Aku, yang gemar mengamati dan mengamati,
tak bisa membaca tanda-tanda seperti yang dilakukan orang lain.
Sekarang aku memikirkan harga yen, frasa yang gagal aku terjemahkan,
betapa timpangnya mereka,
sementara bayanganku membaur dengan wajah lain di jendela kereta.
Ingin berada sejauh mungkin, sebanyak aku ingin tetap bersamamu.
Tanpa malu-malu duduk di kafe kecil di sudut Shinjuku (wifi gratis) untuk menulis ini.
2025
TANPA MARIBETH, TENTUNYA
Pukul satu dini hari, bulan terkulai malas di atas Denpasar,
lampu-lampu jalan berkedip seperti not-not tercecer,
udara lengket dengan garam laut yang mengendap di jendela.
Jazz, kata mereka, berasal dari slang Amerika,
kata yang berdenyut seperti tubuh di atas ranjang,
sebuah sinonim bagi persetubuhan, bagi ritme yang liar & bebas.
& di rumah singgah ini, jazz bukan sekadar musik,
tapi dentuman tubuh, getaran napas,
sepasang turis Prancis sesama jenis
menyusuri bebop kulit masing-masing.
Mereka bercinta dalam pola comping—
tangan mengejar, merespons, memukul mundur
lalu maju lagi,
seperti jemari Monk yang menari
di atas tuts piano,
menghentak keras di satu detik, lalu melayang,
sinkopasi dalam gesekan punggung ke sprei,
perubahan akor yang tak bisa diprediksi.
Di luar, Denpasar masih berdenyut dalam swingnya sendiri,
warung kopi di sudut gang menumpahkan kantuk ke jalan,
seorang lelaki membaca Jengki Sunarta,
menghisap sajaknya dalam asap rokok
lalu membuang abu
pada asbak berbentuk ayam jago.
Kamar ini stride piano,
dimana kaki mengatur keseimbangan, tangan
merangkai harmoni, dan improvisasi tubuh tak pernah
benar-benar mengulang pola yang sama.
Pukul satu dua puluh, bulan masih menjadi saksi,
menyaksikan mereka jatuh ke dalam chromatic runs,
berguling di antara nada biru yang menguap dari kulit.
Di sudut lain kota, seorang penyair menulis dalam stakato,
melempar ritme ke dalam kata, menahan, lalu melepaskannya,
seperti Tan Lioe Ie, menyusun bait yang tak butuh ketukan tetap.
Di udara, “Straight, No Chaser” berdentang seperti mantra,
di kamar ini, lenguh & bebop berpadu jadi satu,
Denpasar bernapas dalam jazz, bernapas
dalam mereka.
Tanpa Maribeth, tentunya.
2025
BAGAIMANA SAMUDRA MENJADI LANGIT
Samudra kami dulunya tak terpisah.
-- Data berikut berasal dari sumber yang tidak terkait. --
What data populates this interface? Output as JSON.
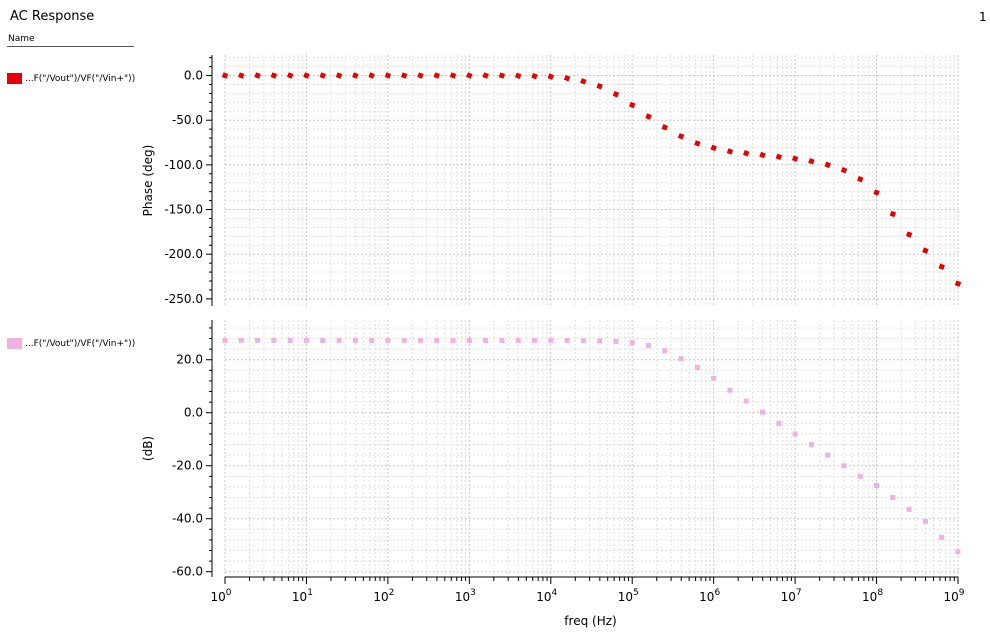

Dulu ia adalah Laut Selatan.
Gelombang biru yang mampu membawa
apa pun yang disentuhnya—dalam debar pasang naik—
menyapu pulau hingga ke cakrawala.
Sekarang ia terpecah oleh tambang nikel dan kapal-kapal raksasa,
jalur minyak dan pipa-pipa bawah laut
mengalirkan emas hitam
ke kilang dan kilowatt
di Jakarta dan Singapura.
Demi menyelamatkan penyu kami, kami mengangkat mereka dari pantai yang hancur,
melepaskan mereka ke langit, menjadikan mereka bintang—
Penyu Hijau, Pari Manta, Hiu Paus—
Di atas sana mereka berenang, bersisik sinar bulan.
Kau melihat mereka sekarang—
besar seperti mitos, cangkang perak-biru,
sirip seperti bayangan awan—
meluncur di antara malam-malam terdalam,
mengoyak langit hitam menjadi samudra bintang.
Jejak kabur yang mereka tinggalkan saat melintasi langit malam
kita sebut
Laut Bintang Selatan—
nama kami untuk Orion.
Nyi Roro Kidul juga ada di atas sana, terkunci dalam pusaran angin,
setelah gagal membawa pulang prajuritnya, selendang hijau
melayang basah di udara,
seorang ratu yang terdampar dalam doa,
berharap bisa menyentuh sirip terakhir yang meninggalkan lautnya.
O, betapa lemahnya tangan apa pun
saat ia mencoba menangkap air yang terus mengalir,
atau tubuh yang telah menjadi mitos.
Seperti halnya tanganku sendiri, yang bermimpi meraba kulitmu,
menyusuri arus keinginan yang panjang,
seratus ribu tahun cahaya melewati punggung dan lehermu.
2025
SINEAD DI KATEDRAL SUNYI
Pukul setengah sembilan, aku tiba di gereja kecil ini,
kursi-kursi kayu berderit di bawah langkahku.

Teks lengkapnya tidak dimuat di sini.